If S=(2+3t)(5t-4),find ds/dt when t=4/5sec.
s'=(2+3t)(5)+ (5t-4)(3)
put in t=.8, and solve.
thpo;o
To find ds/dt, we need to differentiate the expression S with respect to t.
Given that S = (2+3t)(5t-4), we can use the product rule of differentiation to find ds/dt.
The product rule states that if we have two functions u(t) and v(t), then the derivative of their product is given by:
(d/dt)(u(t) * v(t)) = u(t) * (d/dt)v(t) + v(t) * (d/dt)u(t)
Let's apply the product rule to find ds/dt:
S = (2 + 3t)(5t - 4)
Taking the derivative of S with respect to t:
(d/dt)S = (2 + 3t) * (d/dt)(5t - 4) + (5t - 4) * (d/dt)(2 + 3t)
Now, let's find the derivatives:
(d/dt)(5t - 4) = 5 (since the derivative of 5t with respect to t is 5, and the derivative of -4 with respect to t is 0)
(d/dt)(2 + 3t) = 3 (since the derivative of 2 with respect to t is 0, and the derivative of 3t with respect to t is 3)

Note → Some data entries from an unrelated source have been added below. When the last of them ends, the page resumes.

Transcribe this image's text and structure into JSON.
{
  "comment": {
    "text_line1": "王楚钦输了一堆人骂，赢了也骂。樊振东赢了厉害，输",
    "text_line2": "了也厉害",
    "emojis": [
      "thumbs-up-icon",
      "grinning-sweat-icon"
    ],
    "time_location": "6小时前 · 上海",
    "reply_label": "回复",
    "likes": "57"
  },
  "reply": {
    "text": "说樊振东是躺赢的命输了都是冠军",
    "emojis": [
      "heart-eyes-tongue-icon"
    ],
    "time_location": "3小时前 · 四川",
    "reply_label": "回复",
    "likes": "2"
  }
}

Substituting these results back into our previous equation:
(d/dt)S = (2 + 3t) * 5 + (5t - 4) * 3
Simplifying further:
(d/dt)S = 10 + 15t + 15t - 12
(d/dt)S = 30t - 2
Now that we have the derivative (ds/dt), we can substitute the value of t and calculate it when t = 4/5 sec:
(ds/dt) = 30(4/5) - 2
(ds/dt) = 24/sec - 2
(ds/dt) = 22/sec
Therefore, when t = 4/5 sec, ds/dt is equal to 22/sec.